Successful ModEx practices rely on coordinated team efforts to enable information exchange at both the technical and knowledge levels. This project utilizes this approach to understand the influence of wildfires on river corridor hydro-biogeochemistry. The Wenas Creek watershed within the Yakima River Basin was selected as a testbed, with 76,000 acres of semi-arid shrub-steppe landscape burned at low to moderate severities during the 2020 Evans Canyon Fire. Because fires directly alter landcover and surface soil properties, the research team hypothesized that wildfires would increase surface runoff and reduce infiltration, thus leading to higher and earlier peak flow in responding to precipitation events. The team used the integrated watershed model Advanced Terrestrial Simulator to study post-fire watershed hydrologic responses by explicitly representing changes in surface soil permeability and vegetation properties. By comparing simulated responses with and without fire impacts, researchers found no significant differences in hydrology. Field observations showed no statistical differences in the concentration of measured dissolved organic carbon (DOC), total dissolved nitrogen, pH, dissolved oxygen, or total suspended solids between burned and reference sites across monthly sampling for the first 2 years following the fire.

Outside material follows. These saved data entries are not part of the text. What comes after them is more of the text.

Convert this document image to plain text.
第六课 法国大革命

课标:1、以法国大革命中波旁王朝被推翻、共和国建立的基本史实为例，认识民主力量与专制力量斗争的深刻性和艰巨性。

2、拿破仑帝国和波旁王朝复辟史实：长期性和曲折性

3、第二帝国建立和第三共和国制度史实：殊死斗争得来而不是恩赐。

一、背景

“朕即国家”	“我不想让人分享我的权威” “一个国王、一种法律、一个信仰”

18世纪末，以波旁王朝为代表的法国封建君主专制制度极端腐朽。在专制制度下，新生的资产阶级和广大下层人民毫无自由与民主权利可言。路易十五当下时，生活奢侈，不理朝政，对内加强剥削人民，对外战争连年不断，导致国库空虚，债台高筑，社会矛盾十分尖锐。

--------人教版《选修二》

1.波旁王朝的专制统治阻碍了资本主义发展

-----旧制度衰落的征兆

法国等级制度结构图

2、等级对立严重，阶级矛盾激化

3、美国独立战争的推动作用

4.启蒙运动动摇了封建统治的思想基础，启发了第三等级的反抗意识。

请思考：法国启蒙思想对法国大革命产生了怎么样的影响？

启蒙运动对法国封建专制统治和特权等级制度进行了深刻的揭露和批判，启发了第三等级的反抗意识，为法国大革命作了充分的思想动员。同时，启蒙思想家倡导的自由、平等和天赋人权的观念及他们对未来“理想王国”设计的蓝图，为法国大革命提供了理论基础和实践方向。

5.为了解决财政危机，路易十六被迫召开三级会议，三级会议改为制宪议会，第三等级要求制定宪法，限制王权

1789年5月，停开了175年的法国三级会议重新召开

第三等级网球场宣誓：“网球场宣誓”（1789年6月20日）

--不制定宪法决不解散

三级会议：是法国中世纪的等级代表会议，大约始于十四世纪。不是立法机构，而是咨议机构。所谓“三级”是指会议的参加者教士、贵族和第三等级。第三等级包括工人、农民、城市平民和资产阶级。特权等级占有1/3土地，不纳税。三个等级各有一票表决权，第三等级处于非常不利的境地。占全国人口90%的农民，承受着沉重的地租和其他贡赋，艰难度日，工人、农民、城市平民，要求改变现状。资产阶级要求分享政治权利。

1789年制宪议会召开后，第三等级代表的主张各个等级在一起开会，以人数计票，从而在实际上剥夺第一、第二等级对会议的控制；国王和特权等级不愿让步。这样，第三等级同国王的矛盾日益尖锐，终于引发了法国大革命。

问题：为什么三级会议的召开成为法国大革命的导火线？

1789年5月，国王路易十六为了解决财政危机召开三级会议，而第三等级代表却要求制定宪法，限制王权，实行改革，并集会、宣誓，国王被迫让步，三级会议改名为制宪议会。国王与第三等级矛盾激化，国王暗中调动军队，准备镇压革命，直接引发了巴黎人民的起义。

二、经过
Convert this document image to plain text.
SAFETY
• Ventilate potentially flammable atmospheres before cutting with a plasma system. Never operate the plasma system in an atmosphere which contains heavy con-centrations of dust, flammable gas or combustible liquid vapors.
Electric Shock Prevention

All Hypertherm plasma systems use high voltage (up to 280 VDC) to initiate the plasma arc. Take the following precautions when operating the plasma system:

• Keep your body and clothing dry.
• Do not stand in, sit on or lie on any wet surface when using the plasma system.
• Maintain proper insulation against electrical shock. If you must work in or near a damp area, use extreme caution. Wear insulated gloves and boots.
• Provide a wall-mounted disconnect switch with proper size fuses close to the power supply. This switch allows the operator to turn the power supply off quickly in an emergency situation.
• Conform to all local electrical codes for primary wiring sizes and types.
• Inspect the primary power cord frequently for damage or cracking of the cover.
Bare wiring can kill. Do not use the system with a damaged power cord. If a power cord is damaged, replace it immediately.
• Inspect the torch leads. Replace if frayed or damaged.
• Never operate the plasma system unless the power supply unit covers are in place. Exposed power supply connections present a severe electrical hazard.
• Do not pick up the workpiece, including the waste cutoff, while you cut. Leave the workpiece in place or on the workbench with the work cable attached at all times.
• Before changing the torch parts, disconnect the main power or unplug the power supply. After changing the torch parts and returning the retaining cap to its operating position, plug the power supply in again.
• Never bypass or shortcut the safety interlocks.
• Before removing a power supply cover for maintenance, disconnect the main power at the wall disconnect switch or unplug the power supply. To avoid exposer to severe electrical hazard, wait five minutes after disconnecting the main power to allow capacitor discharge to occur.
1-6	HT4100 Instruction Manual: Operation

These observations fueled a new hypothesis that stream responses to fires are dependent on the relationship among fire size, severity, and catchment characteristic. Soil and Water Assessment Tool model simulations—where wildfire and catchment characteristics were manipulated—indicated that increases in DOC were not linearly related to fire severity. Rather, the highest DOC loads occurred when the catchment was burnt at moderate severity, while the highest peak concentrations occurred at low severity. This work suggests that hydrological connectivity between the terrestrial and aquatic environment may be an important driver of post-fire responses in semi-arid watersheds, a new hypothesis that will be tested by further modeling and observations.